Tariffs, Debt, Mistrust Slowing Development: UN
Tariffs applied by major economies, including the United States, have jumped this year from an average of 2.8 per cent to more than 20 per cent. “Uncertainty is the highest tariff possible,” she said. “It discourages investment, slows growth, and makes trade as a path to development much harder”

Chennai: The world economy is at a crossroads, as rising tariffs, record debt payments and growing mistrust put the brakes on development, finds the UN’s trade and development body.
The global economy is “being reshaped under pressure,” with the poorest countries bearing the heaviest costs, said UNCTAD Secretary-General Rebeca Grynspan.
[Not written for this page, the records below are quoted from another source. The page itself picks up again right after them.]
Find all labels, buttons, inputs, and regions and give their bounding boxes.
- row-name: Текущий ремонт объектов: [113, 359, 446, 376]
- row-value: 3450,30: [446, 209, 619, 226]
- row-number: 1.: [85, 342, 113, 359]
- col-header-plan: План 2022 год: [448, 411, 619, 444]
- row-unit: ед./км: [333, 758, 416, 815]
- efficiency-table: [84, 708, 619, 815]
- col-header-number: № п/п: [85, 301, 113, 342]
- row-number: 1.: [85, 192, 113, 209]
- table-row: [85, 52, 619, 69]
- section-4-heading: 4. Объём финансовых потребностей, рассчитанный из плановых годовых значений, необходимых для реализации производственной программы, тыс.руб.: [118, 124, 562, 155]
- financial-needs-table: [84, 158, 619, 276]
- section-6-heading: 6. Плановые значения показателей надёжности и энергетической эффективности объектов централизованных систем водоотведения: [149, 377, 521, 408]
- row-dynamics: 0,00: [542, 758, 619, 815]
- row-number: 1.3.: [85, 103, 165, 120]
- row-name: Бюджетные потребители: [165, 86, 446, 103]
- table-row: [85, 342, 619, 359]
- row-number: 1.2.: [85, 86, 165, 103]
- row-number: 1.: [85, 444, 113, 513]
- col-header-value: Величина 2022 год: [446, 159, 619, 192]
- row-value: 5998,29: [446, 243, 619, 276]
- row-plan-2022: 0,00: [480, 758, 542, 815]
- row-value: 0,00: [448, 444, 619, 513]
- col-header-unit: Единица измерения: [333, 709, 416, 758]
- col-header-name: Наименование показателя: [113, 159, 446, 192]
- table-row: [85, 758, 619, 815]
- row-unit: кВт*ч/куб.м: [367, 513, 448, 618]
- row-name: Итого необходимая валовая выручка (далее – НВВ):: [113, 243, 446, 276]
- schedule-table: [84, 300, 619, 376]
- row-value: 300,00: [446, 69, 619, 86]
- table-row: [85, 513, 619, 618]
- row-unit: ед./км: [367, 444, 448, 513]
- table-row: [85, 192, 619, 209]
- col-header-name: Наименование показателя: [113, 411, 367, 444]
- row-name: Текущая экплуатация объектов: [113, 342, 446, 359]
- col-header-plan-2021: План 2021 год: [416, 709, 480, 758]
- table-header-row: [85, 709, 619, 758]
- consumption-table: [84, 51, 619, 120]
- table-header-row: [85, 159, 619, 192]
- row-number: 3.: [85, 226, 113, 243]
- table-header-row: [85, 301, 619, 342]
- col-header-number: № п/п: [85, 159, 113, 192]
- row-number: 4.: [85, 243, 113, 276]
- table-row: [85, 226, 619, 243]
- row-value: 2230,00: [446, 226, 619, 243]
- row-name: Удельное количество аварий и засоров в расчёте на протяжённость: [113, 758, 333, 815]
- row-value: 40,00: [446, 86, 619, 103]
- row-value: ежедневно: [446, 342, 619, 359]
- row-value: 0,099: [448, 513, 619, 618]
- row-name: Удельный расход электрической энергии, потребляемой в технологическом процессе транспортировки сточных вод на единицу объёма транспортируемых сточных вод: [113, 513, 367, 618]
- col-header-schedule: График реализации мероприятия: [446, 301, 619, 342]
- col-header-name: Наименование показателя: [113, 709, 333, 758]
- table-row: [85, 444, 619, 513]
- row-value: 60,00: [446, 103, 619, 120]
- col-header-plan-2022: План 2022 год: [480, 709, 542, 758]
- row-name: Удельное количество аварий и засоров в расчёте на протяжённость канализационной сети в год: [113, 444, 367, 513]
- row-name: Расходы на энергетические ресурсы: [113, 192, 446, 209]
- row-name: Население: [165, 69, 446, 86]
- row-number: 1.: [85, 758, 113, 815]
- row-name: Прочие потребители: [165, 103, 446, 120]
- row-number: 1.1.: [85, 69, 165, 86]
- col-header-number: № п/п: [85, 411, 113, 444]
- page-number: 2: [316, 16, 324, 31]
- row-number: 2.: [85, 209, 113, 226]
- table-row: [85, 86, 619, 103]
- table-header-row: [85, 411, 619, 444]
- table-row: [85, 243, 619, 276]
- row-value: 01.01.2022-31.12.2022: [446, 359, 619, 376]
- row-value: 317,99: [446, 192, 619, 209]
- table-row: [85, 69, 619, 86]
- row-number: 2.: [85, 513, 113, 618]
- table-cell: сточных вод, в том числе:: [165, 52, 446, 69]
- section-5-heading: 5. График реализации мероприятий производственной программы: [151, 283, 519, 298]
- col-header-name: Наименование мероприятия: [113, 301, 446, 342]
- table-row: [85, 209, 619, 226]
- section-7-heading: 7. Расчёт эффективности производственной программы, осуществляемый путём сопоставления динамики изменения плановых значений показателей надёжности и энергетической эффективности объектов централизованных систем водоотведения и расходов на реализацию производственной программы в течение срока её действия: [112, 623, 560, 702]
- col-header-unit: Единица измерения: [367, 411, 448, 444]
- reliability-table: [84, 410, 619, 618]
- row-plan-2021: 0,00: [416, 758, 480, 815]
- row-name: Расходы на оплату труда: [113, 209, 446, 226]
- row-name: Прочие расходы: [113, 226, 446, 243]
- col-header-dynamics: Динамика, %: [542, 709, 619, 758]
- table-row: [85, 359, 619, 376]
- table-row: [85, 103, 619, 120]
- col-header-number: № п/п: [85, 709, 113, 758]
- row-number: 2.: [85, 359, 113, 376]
Tariffs applied by major economies, including the United States, have jumped this year from an average of 2.8 per cent to more than 20 per cent. “Uncertainty is the highest tariff possible,” she said. “It discourages investment, slows growth, and makes trade as a path to development much harder”.
Further, developing countries paid a record $921 billion in interest in 2024, and 3.4 billion people now live in countries that spend more on debt service than on health or education.
“This is not a debt crisis, it is a development crisis. Markets are not in crisis – people are,” she said.
More than 50 developing economies devote at least 10 per cent of their tax revenues to interest payments, leaving little for schools, hospitals or infrastructure. Governments are forced into impossible choices: “default on creditors or default on their people”.
Artificial intelligence is projected to expand 25-fold in the next decade, reshaping trade, jobs and innovation. But the benefits remain uneven. In least developed countries, just one-third of people are online and digital services account for only 20 per cent of exports. UNCTAD has called for investment in infrastructure, data and skills, alongside global initiatives so that digital transformation becomes a driver of development, not division.
Gross Domestic Product (GDP) remains a main yardstick of economic performance, but it is no longer fit for purpose. “GDP counts oil spills and cigarettes. But not a mother caring for her child, or the Amazon rainforest unless it is cut down,” she said.